5. Telling your partner what he or she is doing wrong
If your partner does something that you don’t like, you have to find a way to communicate it. But remember, there’s a time, place, and tone for everything, and you’re both vulnerable when it comes to talking about sex. In this Oprah.com article, Dr. Laura Berman, a sex therapist, says that reacting in a positive way is key. “Don’t bring it up for the first time when you’re both getting started — bring it up when you’re both outside the bedroom where things maybe aren’t as tense or as vulnerable or as fragile,” Berman offered. Instead of focusing on what he or she is doing wrong, tell your partner what you actually enjoy. Each member of the relationship, regardless of gender, should choose their words wisely.

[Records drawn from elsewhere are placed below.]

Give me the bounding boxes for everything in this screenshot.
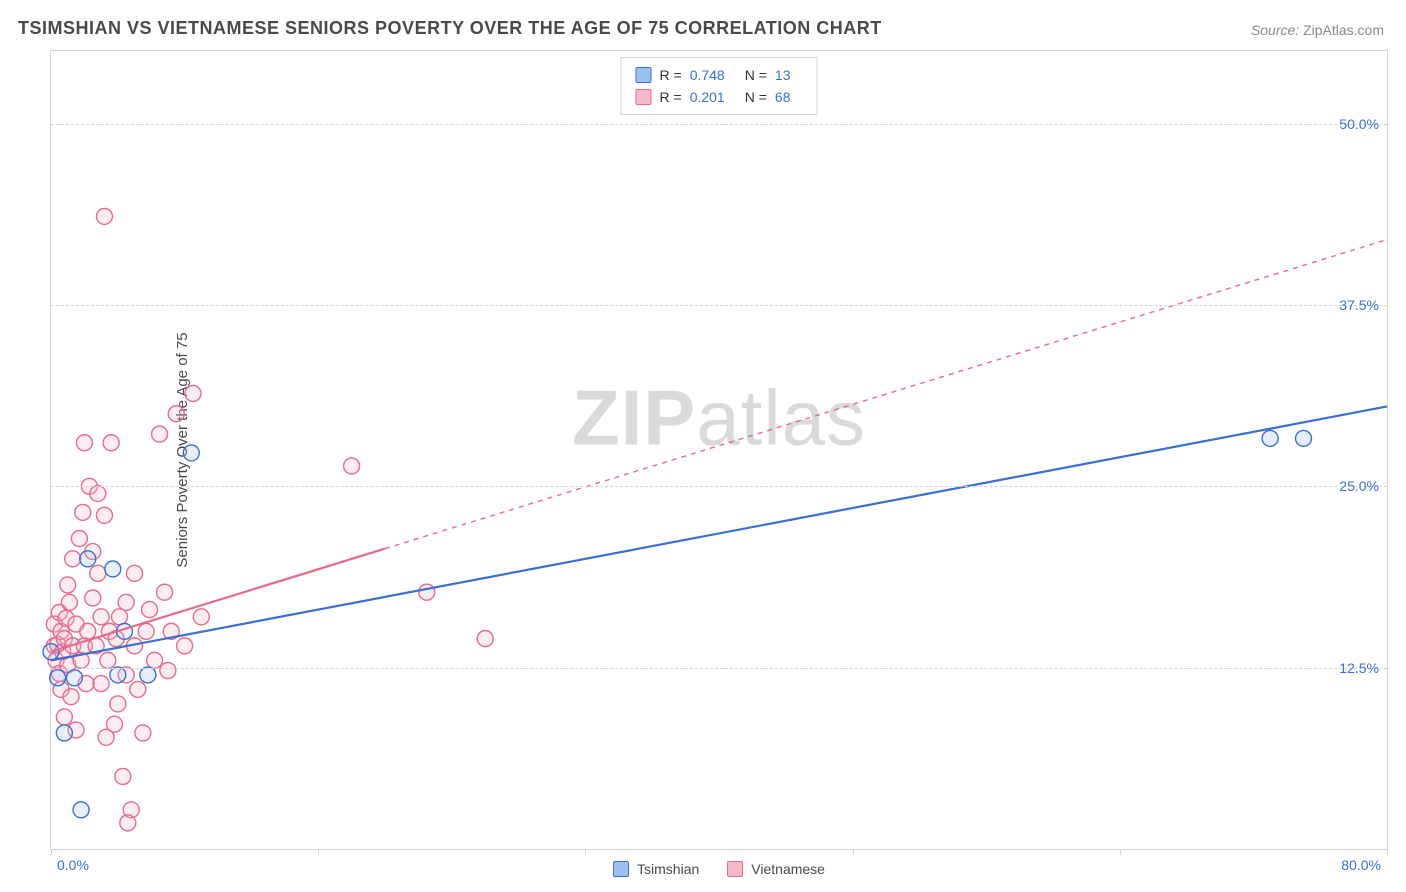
data-point (106, 716, 122, 732)
data-point (105, 561, 121, 577)
x-axis-max-label: 80.0% (1341, 857, 1381, 873)
y-tick-label: 25.0% (1339, 478, 1379, 494)
data-point (127, 565, 143, 581)
data-point (118, 594, 134, 610)
data-point (50, 670, 66, 686)
data-point (71, 531, 87, 547)
data-point (168, 406, 184, 422)
data-point (93, 609, 109, 625)
data-point (65, 551, 81, 567)
y-tick-label: 50.0% (1339, 116, 1379, 132)
data-point (60, 577, 76, 593)
x-tick (318, 849, 319, 855)
series-legend-swatch-1 (727, 861, 743, 877)
series-legend-label-1: Vietnamese (751, 861, 825, 877)
chart-title: TSIMSHIAN VS VIETNAMESE SENIORS POVERTY … (18, 18, 882, 39)
data-point (142, 602, 158, 618)
data-point (75, 504, 91, 520)
data-point (56, 709, 72, 725)
series-legend-item-0: Tsimshian (613, 861, 699, 877)
data-point (66, 670, 82, 686)
data-point (193, 609, 209, 625)
data-point (183, 445, 199, 461)
source-value: ZipAtlas.com (1303, 22, 1384, 38)
x-tick (853, 849, 854, 855)
data-point (152, 426, 168, 442)
series-legend-swatch-0 (613, 861, 629, 877)
data-point (344, 458, 360, 474)
data-point (110, 696, 126, 712)
x-tick (585, 849, 586, 855)
gridline (51, 305, 1387, 306)
data-point (120, 815, 136, 831)
gridline (51, 124, 1387, 125)
data-point (185, 385, 201, 401)
gridline (51, 668, 1387, 669)
x-tick (1387, 849, 1388, 855)
source-label: Source: (1251, 22, 1299, 38)
y-tick-label: 37.5% (1339, 297, 1379, 313)
data-point (96, 208, 112, 224)
data-point (73, 802, 89, 818)
data-point (100, 652, 116, 668)
plot-svg (51, 51, 1387, 849)
data-point (419, 584, 435, 600)
data-point (138, 623, 154, 639)
source-attribution: Source: ZipAtlas.com (1251, 22, 1384, 38)
data-point (56, 725, 72, 741)
data-point (140, 667, 156, 683)
data-point (103, 435, 119, 451)
data-point (110, 667, 126, 683)
gridline (51, 486, 1387, 487)
data-point (130, 681, 146, 697)
data-point (93, 676, 109, 692)
y-tick-label: 12.5% (1339, 660, 1379, 676)
data-point (90, 565, 106, 581)
data-point (160, 663, 176, 679)
data-point (61, 594, 77, 610)
data-point (111, 609, 127, 625)
series-legend-item-1: Vietnamese (727, 861, 825, 877)
data-point (63, 689, 79, 705)
series-legend: Tsimshian Vietnamese (613, 861, 825, 877)
data-point (96, 507, 112, 523)
x-tick (1120, 849, 1121, 855)
data-point (135, 725, 151, 741)
data-point (115, 768, 131, 784)
data-point (85, 590, 101, 606)
data-point (1262, 430, 1278, 446)
trendline (51, 406, 1387, 660)
x-axis-min-label: 0.0% (57, 857, 89, 873)
data-point (147, 652, 163, 668)
data-point (90, 486, 106, 502)
data-point (76, 435, 92, 451)
data-point (1296, 430, 1312, 446)
data-point (80, 623, 96, 639)
series-legend-label-0: Tsimshian (637, 861, 699, 877)
data-point (80, 551, 96, 567)
plot-area: Seniors Poverty Over the Age of 75 ZIPat… (50, 50, 1388, 850)
data-point (177, 638, 193, 654)
x-tick (51, 849, 52, 855)
data-point (477, 631, 493, 647)
data-point (157, 584, 173, 600)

6. Forgetting to discuss different ways to mix things up
Anyone who’s ever been in a relationship that’s lasted longer than a month knows the importance of getting creative every once and a while. As relationships progress and people become more comfortable with each other, your sex life can become stale. To prevent bedroom boredom, it’s important you and your partner are able to discuss new ways to keep things spicy. Novelty is a healthy part of a person’s sex life. Dr. Michael Krychman, executive director of the Southern California Center for Sexual Health and Survivorship Medicine, tells Prevention, “Very often, low libido is just related to boredom with your partner or what you are actually doing — sex has become a routine script that can be played out without much thought or emotion.” The solution? Talk about trying something different. That can be everything from a new location to different position, so use your imagination.